Failles du service de renseignement et un programme de déradicalisation qui a échoué à repérer la dangerosité de l'assaillant: le gouvernement autrichien a admis des erreurs mercredi, deux jours après l'attentat islamiste meurtrier qui a endeuillé Vienne.

Kujtim Fejzulai, le jeune homme de vingt ans qui a ouvert le feu lundi soir en plein centre ville, tuant 4 personnes et faisant plusieurs blessés, avait apparemment commencé à fomenter son projet dès l'été.

Sympathisant du groupe jihadiste Etat islamique, qui a revendiqué l'attentat, il avait tenté de se procurer des munitions en Slovaquie.
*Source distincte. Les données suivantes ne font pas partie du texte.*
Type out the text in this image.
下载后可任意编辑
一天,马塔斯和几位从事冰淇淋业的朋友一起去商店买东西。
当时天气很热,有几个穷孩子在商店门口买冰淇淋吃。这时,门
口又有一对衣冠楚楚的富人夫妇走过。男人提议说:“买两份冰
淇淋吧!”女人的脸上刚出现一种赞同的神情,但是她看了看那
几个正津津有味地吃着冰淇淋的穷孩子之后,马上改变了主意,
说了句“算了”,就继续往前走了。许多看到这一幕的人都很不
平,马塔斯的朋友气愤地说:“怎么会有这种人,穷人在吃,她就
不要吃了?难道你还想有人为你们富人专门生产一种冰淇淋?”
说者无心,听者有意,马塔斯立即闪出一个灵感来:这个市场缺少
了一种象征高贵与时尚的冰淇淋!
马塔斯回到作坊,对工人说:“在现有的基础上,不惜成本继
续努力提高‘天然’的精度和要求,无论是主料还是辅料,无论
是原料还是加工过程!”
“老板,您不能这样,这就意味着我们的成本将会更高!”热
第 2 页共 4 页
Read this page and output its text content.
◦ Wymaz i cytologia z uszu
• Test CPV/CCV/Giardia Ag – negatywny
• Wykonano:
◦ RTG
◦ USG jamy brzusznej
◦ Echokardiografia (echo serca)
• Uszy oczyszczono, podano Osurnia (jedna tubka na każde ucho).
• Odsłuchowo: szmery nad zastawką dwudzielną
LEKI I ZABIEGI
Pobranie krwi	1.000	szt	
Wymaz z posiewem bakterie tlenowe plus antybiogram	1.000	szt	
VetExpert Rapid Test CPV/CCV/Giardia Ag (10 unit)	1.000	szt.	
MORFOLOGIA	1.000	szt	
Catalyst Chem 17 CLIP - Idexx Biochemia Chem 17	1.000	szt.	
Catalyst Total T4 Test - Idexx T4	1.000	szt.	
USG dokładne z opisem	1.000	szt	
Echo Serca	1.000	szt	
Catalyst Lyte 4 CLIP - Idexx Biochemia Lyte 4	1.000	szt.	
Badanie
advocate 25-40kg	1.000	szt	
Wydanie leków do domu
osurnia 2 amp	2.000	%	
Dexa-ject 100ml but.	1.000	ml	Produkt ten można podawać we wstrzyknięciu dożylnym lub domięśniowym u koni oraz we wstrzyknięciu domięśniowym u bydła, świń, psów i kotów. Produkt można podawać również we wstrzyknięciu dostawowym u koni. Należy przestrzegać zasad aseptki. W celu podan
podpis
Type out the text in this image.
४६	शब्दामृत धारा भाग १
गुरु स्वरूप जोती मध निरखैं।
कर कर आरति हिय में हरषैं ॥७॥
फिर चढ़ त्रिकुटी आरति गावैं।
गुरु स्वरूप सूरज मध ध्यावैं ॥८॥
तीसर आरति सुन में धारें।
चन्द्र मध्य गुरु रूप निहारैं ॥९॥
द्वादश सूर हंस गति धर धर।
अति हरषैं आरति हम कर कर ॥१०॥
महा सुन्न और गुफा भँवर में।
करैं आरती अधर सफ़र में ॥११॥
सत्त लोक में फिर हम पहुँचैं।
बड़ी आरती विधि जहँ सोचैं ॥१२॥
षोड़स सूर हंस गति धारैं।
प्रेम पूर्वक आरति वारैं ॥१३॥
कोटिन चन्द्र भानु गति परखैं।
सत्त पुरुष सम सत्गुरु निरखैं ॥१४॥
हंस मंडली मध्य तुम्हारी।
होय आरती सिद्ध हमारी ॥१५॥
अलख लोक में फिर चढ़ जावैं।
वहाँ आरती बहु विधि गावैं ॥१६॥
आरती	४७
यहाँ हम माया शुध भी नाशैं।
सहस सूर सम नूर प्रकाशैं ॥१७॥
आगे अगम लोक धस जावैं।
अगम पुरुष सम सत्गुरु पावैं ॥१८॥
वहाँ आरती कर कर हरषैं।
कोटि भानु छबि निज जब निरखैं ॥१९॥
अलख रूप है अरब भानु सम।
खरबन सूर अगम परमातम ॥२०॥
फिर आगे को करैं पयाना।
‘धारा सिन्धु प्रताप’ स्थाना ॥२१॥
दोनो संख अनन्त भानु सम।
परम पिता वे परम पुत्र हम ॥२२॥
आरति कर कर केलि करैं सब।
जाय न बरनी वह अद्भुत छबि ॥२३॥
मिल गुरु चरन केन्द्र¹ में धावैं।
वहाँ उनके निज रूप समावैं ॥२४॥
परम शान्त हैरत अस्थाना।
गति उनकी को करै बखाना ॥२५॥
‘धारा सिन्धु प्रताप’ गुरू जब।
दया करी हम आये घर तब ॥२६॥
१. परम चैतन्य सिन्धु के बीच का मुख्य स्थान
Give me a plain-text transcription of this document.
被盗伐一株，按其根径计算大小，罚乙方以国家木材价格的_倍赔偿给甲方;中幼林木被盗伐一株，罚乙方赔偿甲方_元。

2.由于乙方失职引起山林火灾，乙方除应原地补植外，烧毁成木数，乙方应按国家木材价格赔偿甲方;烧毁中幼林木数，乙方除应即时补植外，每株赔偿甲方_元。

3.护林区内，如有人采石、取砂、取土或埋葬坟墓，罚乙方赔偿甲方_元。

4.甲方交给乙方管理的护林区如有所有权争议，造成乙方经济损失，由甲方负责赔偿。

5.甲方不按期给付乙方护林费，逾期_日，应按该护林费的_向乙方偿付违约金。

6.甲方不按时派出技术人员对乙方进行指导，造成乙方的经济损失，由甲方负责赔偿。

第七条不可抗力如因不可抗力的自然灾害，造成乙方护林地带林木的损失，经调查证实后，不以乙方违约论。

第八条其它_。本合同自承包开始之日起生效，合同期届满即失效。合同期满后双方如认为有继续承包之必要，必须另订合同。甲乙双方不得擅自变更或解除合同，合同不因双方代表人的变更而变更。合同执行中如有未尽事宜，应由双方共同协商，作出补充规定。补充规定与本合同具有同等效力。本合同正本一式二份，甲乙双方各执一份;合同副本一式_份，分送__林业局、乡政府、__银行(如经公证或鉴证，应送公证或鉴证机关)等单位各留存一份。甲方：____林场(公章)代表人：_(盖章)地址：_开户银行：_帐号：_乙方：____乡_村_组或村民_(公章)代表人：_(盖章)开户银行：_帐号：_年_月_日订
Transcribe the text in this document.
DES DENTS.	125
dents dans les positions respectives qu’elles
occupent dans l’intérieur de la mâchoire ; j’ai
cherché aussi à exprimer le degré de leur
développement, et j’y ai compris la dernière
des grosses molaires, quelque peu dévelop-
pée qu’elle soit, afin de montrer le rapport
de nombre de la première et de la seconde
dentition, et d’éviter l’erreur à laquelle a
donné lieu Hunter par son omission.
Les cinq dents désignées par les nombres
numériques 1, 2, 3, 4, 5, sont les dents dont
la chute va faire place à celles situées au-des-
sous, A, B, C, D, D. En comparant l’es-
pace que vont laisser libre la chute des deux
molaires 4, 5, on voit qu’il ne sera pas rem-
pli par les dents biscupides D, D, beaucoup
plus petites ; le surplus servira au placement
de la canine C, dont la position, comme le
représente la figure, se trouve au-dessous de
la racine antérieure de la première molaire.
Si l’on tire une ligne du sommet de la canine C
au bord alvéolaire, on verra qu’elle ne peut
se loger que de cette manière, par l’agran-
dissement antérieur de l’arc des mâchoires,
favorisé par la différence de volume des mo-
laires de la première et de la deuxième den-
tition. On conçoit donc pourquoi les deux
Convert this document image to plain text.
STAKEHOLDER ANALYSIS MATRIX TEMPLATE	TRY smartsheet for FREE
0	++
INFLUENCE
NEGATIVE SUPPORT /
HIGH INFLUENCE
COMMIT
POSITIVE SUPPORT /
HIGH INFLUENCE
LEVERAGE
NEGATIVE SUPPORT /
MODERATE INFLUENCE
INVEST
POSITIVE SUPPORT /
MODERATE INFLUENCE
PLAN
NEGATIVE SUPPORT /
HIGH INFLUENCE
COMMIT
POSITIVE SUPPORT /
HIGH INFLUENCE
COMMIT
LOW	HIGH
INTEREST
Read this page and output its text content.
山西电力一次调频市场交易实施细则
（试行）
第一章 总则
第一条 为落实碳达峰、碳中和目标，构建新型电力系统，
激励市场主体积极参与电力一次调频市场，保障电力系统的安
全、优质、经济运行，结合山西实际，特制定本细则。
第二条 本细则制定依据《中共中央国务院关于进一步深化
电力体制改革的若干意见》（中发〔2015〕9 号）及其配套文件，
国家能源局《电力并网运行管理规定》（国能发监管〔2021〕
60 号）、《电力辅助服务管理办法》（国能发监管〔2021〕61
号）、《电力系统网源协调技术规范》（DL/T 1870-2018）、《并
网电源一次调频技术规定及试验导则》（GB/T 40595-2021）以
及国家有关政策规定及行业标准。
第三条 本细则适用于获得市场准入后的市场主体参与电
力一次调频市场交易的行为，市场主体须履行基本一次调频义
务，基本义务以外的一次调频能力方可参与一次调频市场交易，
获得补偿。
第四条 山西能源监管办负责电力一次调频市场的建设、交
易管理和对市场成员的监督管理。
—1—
Les services secrets de ce pays voisin de l'Autriche avaient alors alerté leurs homologues à Vienne, a expliqué mercredi le ministre de l'Intérieur Karl Nehammer.

"Il y a manifestement eu par la suite un problème au niveau de la communication", a-t-il déploré, visiblement ébranlé.

Et d'accuser son prédécesseur d'extrême droite, Herbert Kickl, "d'avoir causé des dommages durables, pour ne pas dire détruit" le BVT (Bureau pour la protection de la Constitution et la lutte contre le terrorisme).

- 'Ame perdue' -

Autre question qui se pose: comment Kujtim Fejzulai, "soldat du califat", a-t-il pu échapper au suivi des autorités judiciaires, dont il était connu?

Car cet Autrichien, dont les parents sont originaires de Macédoine du Nord, avait été condamné à de la prison en avril 2019 pour avoir tenté de rejoindre les rangs des combattants jihadistes en Syrie mais il avait été relâché en décembre avant d'avoir fini sa peine.

Intégré dans un programme de "déradicalisation", Kujtim Fejzulai avait réussi à "tromper" les personnes chargés de son suivi, a regretté le ministre de l'Intérieur Karl Nehammer.

Ce n'était "certainement pas une bonne décision", a fustigé le chancelier conservateur Sebastian Kurz.

Ce "terrible drame aurait pu avoir lieu même si l'attaquant avait purgé la totalité de sa peine, jusqu'en juillet 2020", a toutefois fait remarquer l'association DERAD chargée de ce programme. L'agresseur "n'a à aucun moment été présenté comme déradicalisé", a-t-elle souligné dans un communiqué, tout en disant ne pas posséder les moyens de surveillance dont est équipé le renseignement autrichien.

"Je le décrirais comme une âme perdue, qui cherchait sa place" dans la société, a réagi auprès de l'AFP son avocat Nikolaus Rast, qui l'avait défendu lors de son procès en avril 2019. "Personne ne l'aurait cru capable d'un tel acte".

- Complices? -

Les enquêteurs, qui ont saisi "une grande quantité de matériel" au cours de perquisitions, cherchent par ailleurs à déterminer d'éventuelles complicités.

Ils interrogeaient toujours mercredi 14 personnes, "âgées entre 18 à 28 ans, issues de l'immigration et certaines n'étant pas des citoyens autrichiens" selon le ministre. D'après la police, "il est possible qu'elles aient apporté un soutien" à l'assaillant mais leur rôle exact reste encore flou.

Sur les lieux de l'attaque, quelques fleurs et bougies, toujours les cercles de craie sur le sol tracées par les enquêteurs, mais la vie avait repris son cours mercredi.

Les Viennois se pressaient dans les métros et tramway, les boutiques accueillaient de nouveau des clients et les enfants avaient repris le chemin de l'école. Seuls les restaurants restaient fermés pour cause de confinement face à la pandémie de Covid-19.

Les habitants avaient été priés la veille de rester chez eux par crainte qu'un second assaillant ne soit caché dans la capitale mais les autorités ont désormais écarté cette menace.

L'analyse des vidéos, transmises à la police par les nombreux témoins de l'attentat, "a conforté la théorie d'un auteur unique", a souligné le ministre de l'Intérieur.

- Visite de Macron -

Les policiers restaient toutefois en alerte dans une nation qui a subitement découvert qu'elle pouvait elle aussi être touchée par de graves attentats islamistes.

Dans une interview à la presse allemande, Sebastian Kurz a appelé l'Union européenne à mieux lutter contre l'"islam politique", une "idéologie" qui représente un "danger" pour le "modèle de vie européen".

Dans cette optique, il a dit réfléchir à des "initiatives communes" avec le président français Emmanuel Macron, attendu lundi à Vienne pour une "courte visite".

Pour les experts, ce n'était qu'une question de temps avant que l'Autriche, vivier de "toute une nébuleuse islamique" avec de nombreux candidats au jihad, ne soit prise pour cible à son tour.